I cannot seem to verify the IMEI with it though, probably due to some strange (BCD-like?) encoding of the IMEI number. Anyway, the SHA-1 hash within the signature is 824ae6730ee34d365375e791aa2331d5e57c320d in case you want to try a few things.

This isn't any of the commonly used public key formats, but the PubKey section is 1040 bytes of hexidecimal. RSA public keys are formed of a "public exponent" and a "modulus", and the length in bits of the "modulus" is what defines the RSA key size (512, 2048, 3072, 4096, etc). The "public exponent" is usually rather small, 65537 (0x010001) is common.
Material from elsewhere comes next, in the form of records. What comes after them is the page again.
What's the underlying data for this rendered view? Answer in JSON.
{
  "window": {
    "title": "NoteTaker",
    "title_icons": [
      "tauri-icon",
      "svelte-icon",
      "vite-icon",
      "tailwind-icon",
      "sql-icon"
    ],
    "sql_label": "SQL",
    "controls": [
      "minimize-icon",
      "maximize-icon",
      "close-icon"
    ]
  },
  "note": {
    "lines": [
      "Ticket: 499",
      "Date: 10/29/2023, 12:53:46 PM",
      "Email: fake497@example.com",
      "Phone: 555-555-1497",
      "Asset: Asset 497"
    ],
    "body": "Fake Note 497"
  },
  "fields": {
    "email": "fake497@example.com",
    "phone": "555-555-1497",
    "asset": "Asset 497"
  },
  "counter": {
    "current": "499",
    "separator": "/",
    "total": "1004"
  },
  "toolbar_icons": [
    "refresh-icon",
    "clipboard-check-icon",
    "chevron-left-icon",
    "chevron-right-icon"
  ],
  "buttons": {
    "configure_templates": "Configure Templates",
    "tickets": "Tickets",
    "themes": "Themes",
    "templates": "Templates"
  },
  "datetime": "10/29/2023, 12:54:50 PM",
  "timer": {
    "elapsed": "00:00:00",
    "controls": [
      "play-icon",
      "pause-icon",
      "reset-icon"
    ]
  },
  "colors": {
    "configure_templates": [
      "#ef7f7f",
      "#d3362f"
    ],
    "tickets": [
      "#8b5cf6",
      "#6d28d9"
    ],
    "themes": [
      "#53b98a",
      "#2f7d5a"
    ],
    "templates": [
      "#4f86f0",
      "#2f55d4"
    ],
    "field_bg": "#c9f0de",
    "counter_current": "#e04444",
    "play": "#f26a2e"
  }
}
So with 1040 hex characters (nibbles) being $1040\ nibbles\times 4\frac{bits}{nibble}=4160\ bits$ I'd guess that this is in fact a 4096-bit public key.

You cannot create your own certificate without a private key that the device will accept. Since you don't have access to that private key, you cannot create a valid certificate.